Key Types And Functions

  • #![no_std] makes the crate independent of Rust’s standard library.
  • Conditional Rust features are declared at the crate root.
  • #[cfg(not(CONFIG_RUST))] compile_error!(...) prevents silent builds without kernel Rust configuration.
  • Public modules expose subsystem wrappers such as alloc, device, fs, mm, sync, task, workqueue, and xarray.
  • Module models normal module initialization.
  • InPlaceModule models pinned in-place initialization.
  • ThisModule wraps the C THIS_MODULE pointer.

Data Flow

Rust kernel users enter through this crate rather than calling arbitrary C interfaces. The root crate re-exports generated bindings, macros, and uapi, but the file’s own docs direct developers to port or wrap C APIs in this crate first. Module initialization flows through Module::init, then the blanket InPlaceModule implementation adapts normal initialization into a pin-init closure.

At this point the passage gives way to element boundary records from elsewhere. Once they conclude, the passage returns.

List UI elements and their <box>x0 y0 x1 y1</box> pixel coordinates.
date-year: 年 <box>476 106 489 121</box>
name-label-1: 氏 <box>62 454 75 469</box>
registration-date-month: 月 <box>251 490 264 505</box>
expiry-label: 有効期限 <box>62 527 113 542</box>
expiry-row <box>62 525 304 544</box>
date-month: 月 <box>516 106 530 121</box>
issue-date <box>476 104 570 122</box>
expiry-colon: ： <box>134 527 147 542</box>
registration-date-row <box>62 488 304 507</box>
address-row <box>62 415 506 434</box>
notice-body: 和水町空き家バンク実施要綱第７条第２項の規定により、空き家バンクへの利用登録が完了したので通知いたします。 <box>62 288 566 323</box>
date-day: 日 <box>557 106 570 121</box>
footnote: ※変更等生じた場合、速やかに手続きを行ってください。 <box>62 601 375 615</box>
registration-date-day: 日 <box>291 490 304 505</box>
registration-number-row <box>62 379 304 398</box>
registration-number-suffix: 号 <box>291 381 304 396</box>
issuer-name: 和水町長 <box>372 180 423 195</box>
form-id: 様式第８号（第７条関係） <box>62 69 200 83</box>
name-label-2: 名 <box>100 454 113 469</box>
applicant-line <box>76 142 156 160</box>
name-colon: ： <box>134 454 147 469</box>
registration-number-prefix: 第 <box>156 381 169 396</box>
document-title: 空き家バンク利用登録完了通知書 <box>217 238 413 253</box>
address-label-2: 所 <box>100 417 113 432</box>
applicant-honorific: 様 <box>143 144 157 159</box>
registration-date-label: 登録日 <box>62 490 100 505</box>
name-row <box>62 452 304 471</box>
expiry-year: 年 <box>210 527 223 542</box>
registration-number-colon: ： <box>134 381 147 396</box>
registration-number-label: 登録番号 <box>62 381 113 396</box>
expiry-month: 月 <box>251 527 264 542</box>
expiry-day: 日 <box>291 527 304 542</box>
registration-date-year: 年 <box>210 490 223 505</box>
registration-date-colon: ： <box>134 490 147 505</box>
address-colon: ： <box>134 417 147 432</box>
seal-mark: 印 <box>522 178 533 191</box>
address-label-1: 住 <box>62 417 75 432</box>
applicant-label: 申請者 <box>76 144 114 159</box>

Invariants And Safety Contracts

  • Rust support is tied to kernel configuration; the crate errors when CONFIG_RUST is unavailable.
  • ThisModule::from_ptr is unsafe because callers must pass the correct module pointer.
  • ThisModule is marked Sync because the kernel module pointer may be used from all threads within a module.
  • Module setup is pinned through InPlaceModule when in-place initialization is required.

Rust Translation Guidance

A Rust-first Linux-like system should copy the boundary idea, not the exact module list: define a single kernel/runtime crate that owns all unsafe platform bindings and exposes typed safe wrappers. Do not let feature teams call raw FFI everywhere. The root crate should make unsupported configuration states fail loudly, and subsystem APIs should be feature-gated at the crate boundary.

The Module / InPlaceModule split is an important design pattern: provide a simple initialization trait for ordinary cases, but keep a pin-init path for objects that must never move after construction.

AI-Native Systems Guidance

AI agents need an explicit API membrane like this crate. The agent should be able to reason over stable subsystem wrappers, not ad hoc FFI calls. The root crate also suggests a policy pattern: agents should add new low-level capabilities by introducing audited wrappers, then consume those wrappers in higher-level work.

Evidence

  • rust/kernel/lib.rs:3-12: crate purpose and rule to wrap missing C APIs here.
  • rust/kernel/lib.rs:14-31: no_std and unstable/conditional feature setup.
  • rust/kernel/lib.rs:33-39: configuration guard and crate self-alias.
  • rust/kernel/lib.rs:43-138: public subsystem module surface.
  • rust/kernel/lib.rs:148-181: module and in-place initialization traits.
  • rust/kernel/lib.rs:184-214: module metadata and ThisModule wrapper.